File photo.
Washington: The artificial intelligence company xAI, founded by American billionaire Elon Musk, announced the release of its latest AI model, Grok 4.
This new model represents a significant step forward in the company’s quest to develop advanced reasoning systems. Designed to tackle complex logic tasks, mathematical equations, and code generation, Grok 4 marks a leap in capability over its predecessors.
The company confirmed that Grok 4 was trained using a supercomputer named Colossus, first activated in September with 100,000 graphics processing units (GPUs).
By May, the system scaled up to over 200,000 GPUs, and future plans indicate that xAI aims to reach an ambitious benchmark of one million units.
This massive computational power has enabled Grok 4 to process inputs of up to 256,000 tokens, allowing it to analyze both texts and images with impressive precision.
Beyond its technical specifications, Grok 4 has demonstrated superiority in various benchmark tests.
In a notoriously difficult assessment known as Humanity’s Last Exam, the model correctly answered more than 44 percent of the questions without using external search engines. For comparison, OpenAI’s Deep Research tool managed only 26.6 percent under the same conditions.
Elon Musk praised the model’s performance on his platform X, noting that Grok 4 rarely falters in physics or math unless the questions are deliberately misleading. He added that the model can autonomously identify and correct flaws in both questions and answers.

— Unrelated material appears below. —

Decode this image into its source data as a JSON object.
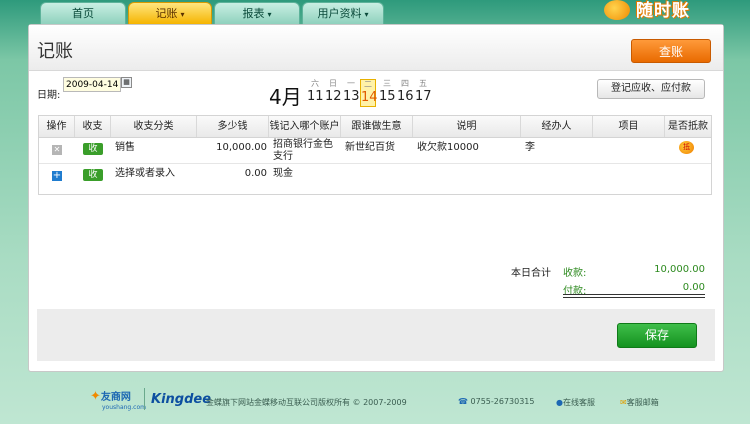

In parallel, xAI launched a specialized version of the model named Grok 4 Heavy, which utilizes intelligent agents working collaboratively to interpret queries, refine responses, and select the best answer.
Looking ahead, xAI intends to release a programming-specific variant in August, followed by a multimodal model in September, and eventually a video-generation version.
The company also reported ongoing efforts to integrate Grok 4 with engineering and scientific tools, such as computational fluid dynamics systems used in the development of Tesla vehicles. Distribution through public cloud platforms is part of the broader deployment strategy.